Abstract

In the present study, an experimental investigation was conducted to explore a novel film cooling design with Barchan-dune-shaped-ramp (BDSR) concept to augment the effectiveness of film cooling injection from discrete holes. Inspired by the unique shape of Barchan dunes commonly seen in deserts to prevent sand particles on the ground from being blown away by the oncoming airflow, the BDSR concept was proposed to enable the coolant streams exhausted from coolant injection holes to stay more firmly on the surface of interest for improved film cooling performance. During the experiments, while coolant streams were injected from discrete circular holes on a flat test plate at an injection angle of 35°, a row of BDSRs were mounted on the test plate at either downstream or upstream of the coolant injection holes for improved film cooling effectiveness. While a high-resolution Particle Image Velocimetry (PIV) system was used to conduct detailed flow field measurements to quantify the dynamic mixing process between the coolant jet streams and the mainstream flows over the test plate, a Pressure Sensitive Paint (PSP) technique was used to map the corresponding adiabatic film cooling effectiveness on the surface of interest based on a mass-flux analog to traditional temperature-based cooling effectiveness measurements. The cooling effectiveness data of the BDSR design were compared quantitatively against those of a conventional film cooling design without BDSR (i.e., baseline case) under the same test conditions in order to evaluate the effects of the BDSRs on the film cooling effectiveness over the surface of interest.

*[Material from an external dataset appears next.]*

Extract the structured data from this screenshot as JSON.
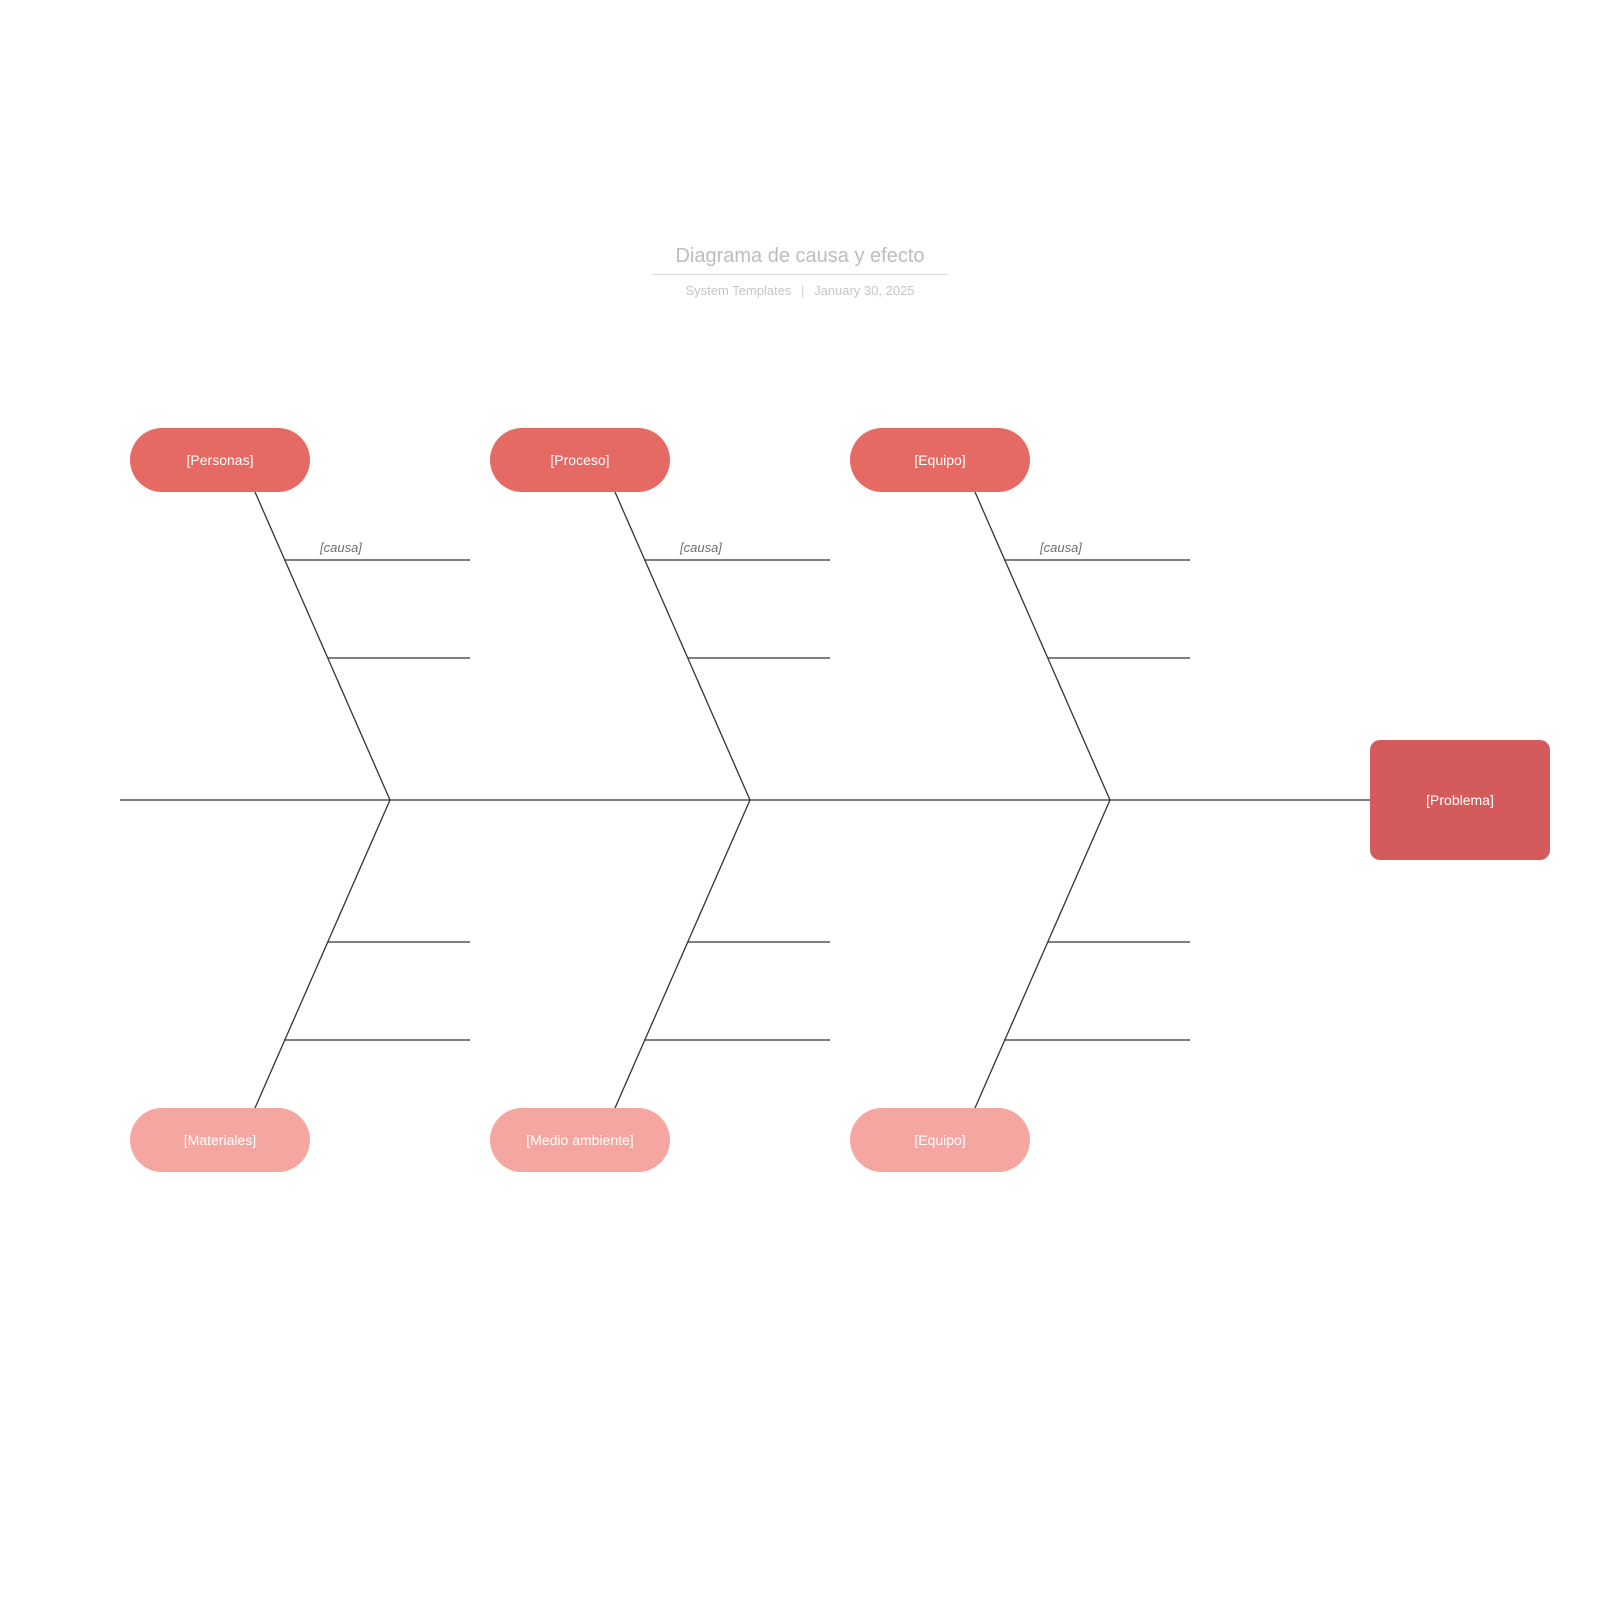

The effects of the locations and height of the BDSRs in relation to the coolant injection holes on the film cooling effectiveness at different blowing ratios (i.e., the coolant-to-mainstream mass flux ratios) were examined quantitatively based on the PIV and PSP measurements. The detailed flow field measurements were correlated with the measured film cooling effectiveness distributions to elucidate the underlying physics in order to explore/optimize design paradigms for better film cooling protection of turbine blades from harsh environments.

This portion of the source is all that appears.